St. Nick makes his appearance in the form of a Sitka fisherman, which Herforth said was influenced by legendary local fishermen Porkchop and George Hicks. The home that Santa is visiting is actually a fishing troller. And Santa's sleigh - skiff actually - is pulled by sea creatures one could find in area waters:

"Now, Coho! Now Humpy! Now Ling Cod! Now Orca! On Herring! On Dolphin! On Gumboot! On Tuna!"

"Bight" first appeared in the Sitka Soup in 2002, when Swagel was running up against a deadline for his Our Town column in the bimonthly publication.

"I've been making my own lyrics since I was a kid," said Swagel. He used the rhythm of "The Night Before Christmas" to create his own Sitka version.

"It was very successful. People started reading it around town," Swagel said. "Everybody said, do it again, do it again." The poem ran for several Christmases, when he started thinking about it as a book.

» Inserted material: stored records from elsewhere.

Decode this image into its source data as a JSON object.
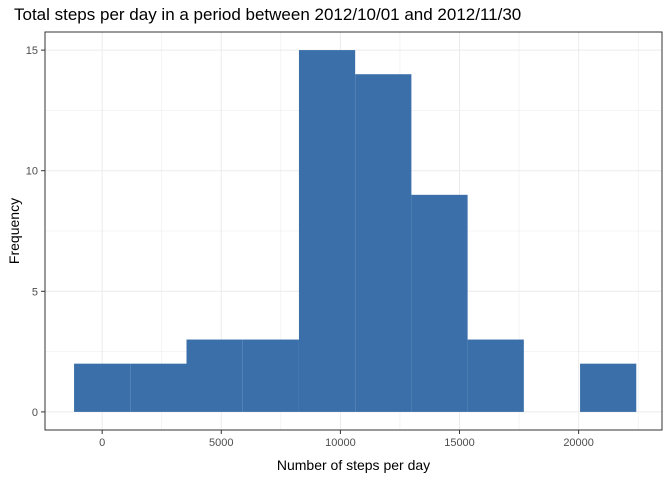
{
  "chart_data": {
    "type": "histogram",
    "title": "Total steps per day in a period between 2012/10/01 and 2012/11/30",
    "xlabel": "Number of steps per day",
    "ylabel": "Frequency",
    "bar_color": "#3A6FAA",
    "xlim": [
      -2400,
      23500
    ],
    "ylim": [
      -0.75,
      15.75
    ],
    "x_ticks": [
      0,
      5000,
      10000,
      15000,
      20000
    ],
    "x_tick_labels": [
      "0",
      "5000",
      "10000",
      "15000",
      "20000"
    ],
    "y_ticks": [
      0,
      5,
      10,
      15
    ],
    "y_tick_labels": [
      "0",
      "5",
      "10",
      "15"
    ],
    "grid": true,
    "bins": [
      {
        "x_start": -1180,
        "x_end": 1180,
        "count": 2
      },
      {
        "x_start": 1180,
        "x_end": 3540,
        "count": 2
      },
      {
        "x_start": 3540,
        "x_end": 5900,
        "count": 3
      },
      {
        "x_start": 5900,
        "x_end": 8260,
        "count": 3
      },
      {
        "x_start": 8260,
        "x_end": 10620,
        "count": 15
      },
      {
        "x_start": 10620,
        "x_end": 12980,
        "count": 14
      },
      {
        "x_start": 12980,
        "x_end": 15340,
        "count": 9
      },
      {
        "x_start": 15340,
        "x_end": 17700,
        "count": 3
      },
      {
        "x_start": 17700,
        "x_end": 20060,
        "count": 0
      },
      {
        "x_start": 20060,
        "x_end": 22420,
        "count": 2
      }
    ]
  }
}
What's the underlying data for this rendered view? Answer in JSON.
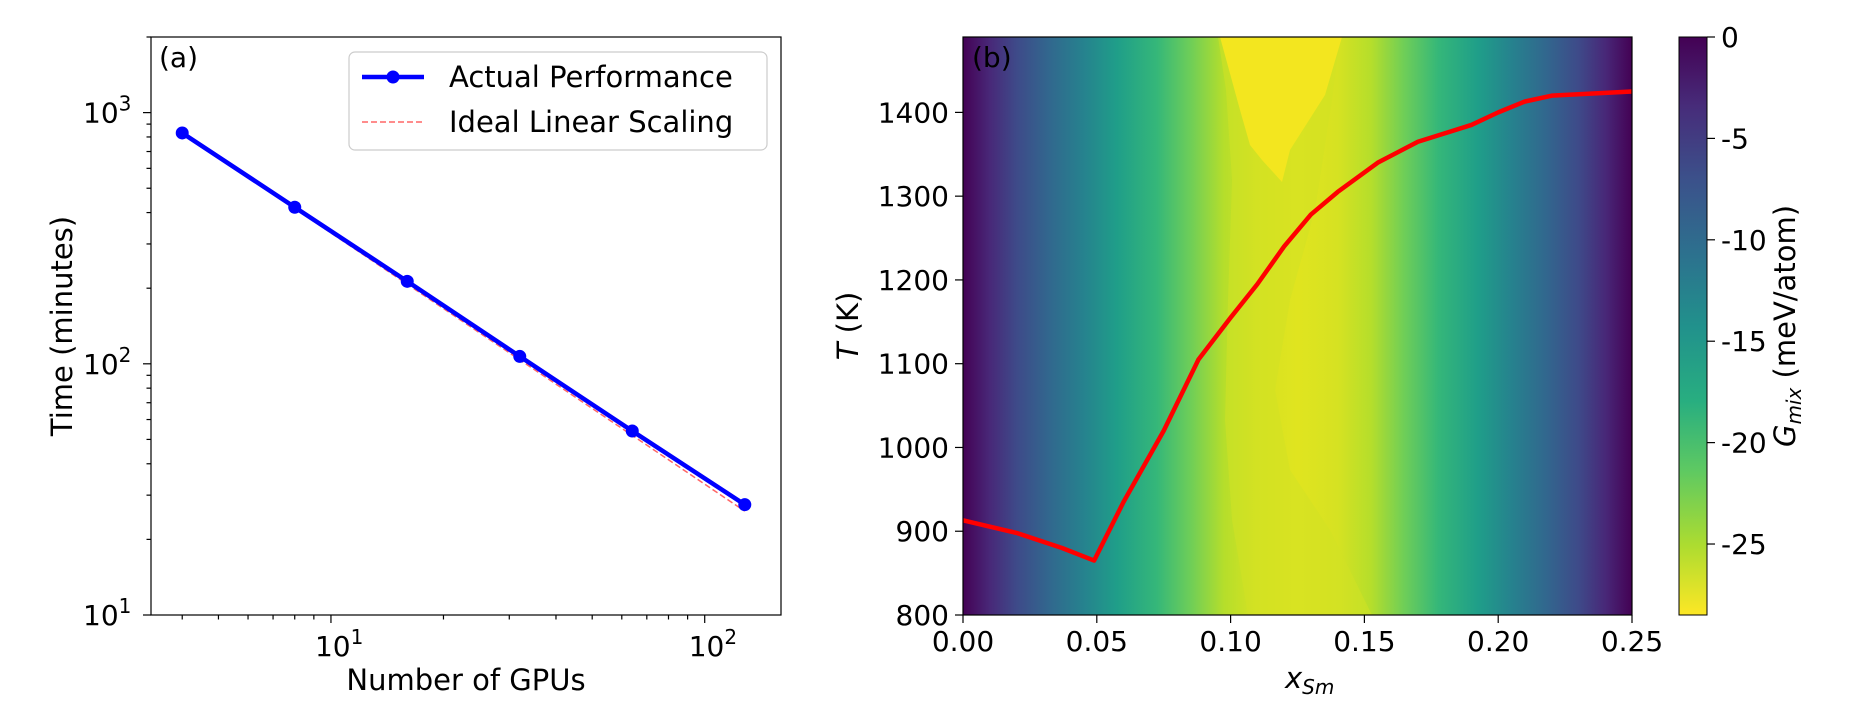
{
  "chart_data": [
    {
      "type": "line",
      "panel_label": "(a)",
      "xscale": "log",
      "yscale": "log",
      "xlabel": "Number of GPUs",
      "ylabel": "Time (minutes)",
      "xlim": [
        3.3,
        160
      ],
      "ylim": [
        10,
        2000
      ],
      "xticks": [
        {
          "value": 10,
          "base": "10",
          "exp": "1"
        },
        {
          "value": 100,
          "base": "10",
          "exp": "2"
        }
      ],
      "yticks": [
        {
          "value": 10,
          "base": "10",
          "exp": "1"
        },
        {
          "value": 100,
          "base": "10",
          "exp": "2"
        },
        {
          "value": 1000,
          "base": "10",
          "exp": "3"
        }
      ],
      "legend_position": "top-right",
      "series": [
        {
          "name": "Actual Performance",
          "color": "#0000ff",
          "style": "solid-markers",
          "x": [
            4,
            8,
            16,
            32,
            64,
            128
          ],
          "values": [
            830,
            420,
            213,
            107,
            54,
            27.5
          ]
        },
        {
          "name": "Ideal Linear Scaling",
          "color": "#ff6666",
          "style": "dashed",
          "x": [
            4,
            8,
            16,
            32,
            64,
            128
          ],
          "values": [
            830,
            415,
            207.5,
            103.75,
            51.9,
            25.9
          ]
        }
      ]
    },
    {
      "type": "heatmap",
      "panel_label": "(b)",
      "xlabel_main": "x",
      "xlabel_sub": "Sm",
      "ylabel_main": "T",
      "ylabel_rest": " (K)",
      "xlim": [
        0.0,
        0.25
      ],
      "ylim": [
        800,
        1490
      ],
      "xticks": [
        "0.00",
        "0.05",
        "0.10",
        "0.15",
        "0.20",
        "0.25"
      ],
      "yticks": [
        "800",
        "900",
        "1000",
        "1100",
        "1200",
        "1300",
        "1400"
      ],
      "colorbar": {
        "label_main": "G",
        "label_sub": "mix",
        "label_rest": " (meV/atom)",
        "range": [
          -28.5,
          0
        ],
        "ticks": [
          "0",
          "-5",
          "-10",
          "-15",
          "-20",
          "-25"
        ],
        "tick_values": [
          0,
          -5,
          -10,
          -15,
          -20,
          -25
        ]
      },
      "boundary_line": {
        "color": "#ff0000",
        "x": [
          0.0,
          0.02,
          0.037,
          0.049,
          0.06,
          0.075,
          0.088,
          0.1,
          0.11,
          0.12,
          0.13,
          0.14,
          0.155,
          0.17,
          0.19,
          0.2,
          0.21,
          0.22,
          0.25
        ],
        "y": [
          913,
          898,
          880,
          865,
          935,
          1020,
          1105,
          1155,
          1195,
          1240,
          1278,
          1305,
          1340,
          1365,
          1385,
          1400,
          1413,
          1420,
          1425
        ]
      }
    }
  ]
}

Swagel also remembers his first meeting with Herforth, whom he knew but only in passing although both have lived in Sitka for more than two decades.

"Colin got it right from the beginning," Swagel said. "He took it and ran with it, and it's been a great experience."

The two worked all fall and winter on ideas for illustrating the book. Herforth painted two to three hours a day during that time to complete his work, and catch up with Swagel in weekly meetings.

"He was on fire," Swagel said.

"I didn't have any more reins to hold me back," Herforth said. "It was a steep learning curve, never having illustrated a book before. It was pouring out of me, and it reminded me that's what I spent hours and hours and hours as a kid doing."

Herforth remembers creating illustrated stories, including one about himself and his brothers and their path to rock stardom.

"This kind of brought me full circle, how I spent my childhood time, escaping reality," Herforth said. "It was an epiphany to realize that. In a lot of ways, I've thought of myself more as an illustrator than a fine artist."

Herforth's work in "Bight" was also informed by his years as a commercial deckhand: he knew what types of gifts a fisherman might enjoy, including salmon spoons and fish hooks.

Swagel's wife, Suzanne Portello, and friend Rachel Ramsey helped with the design; and local artist D.J. Robidou performed initial layout work.

Swagel also showed a rough copy to his daughter, Hannah Portello-Swagel, who works in marketing for the Development Studies Center, an Oakland, Calif., a nonprofit with a focus on enrichment education and disadvantaged youths. Portello-Swagel consulted colleagues and provided design advice at the 11th hour, which took the appearance of the book up a notch, Swagel and Herforth said.

The book is being printed by Alaska Litho in Juneau. With the writing, illustration and printing done in Alaska, Swagel is hoping the book will qualify for a "Made in Alaska" designation.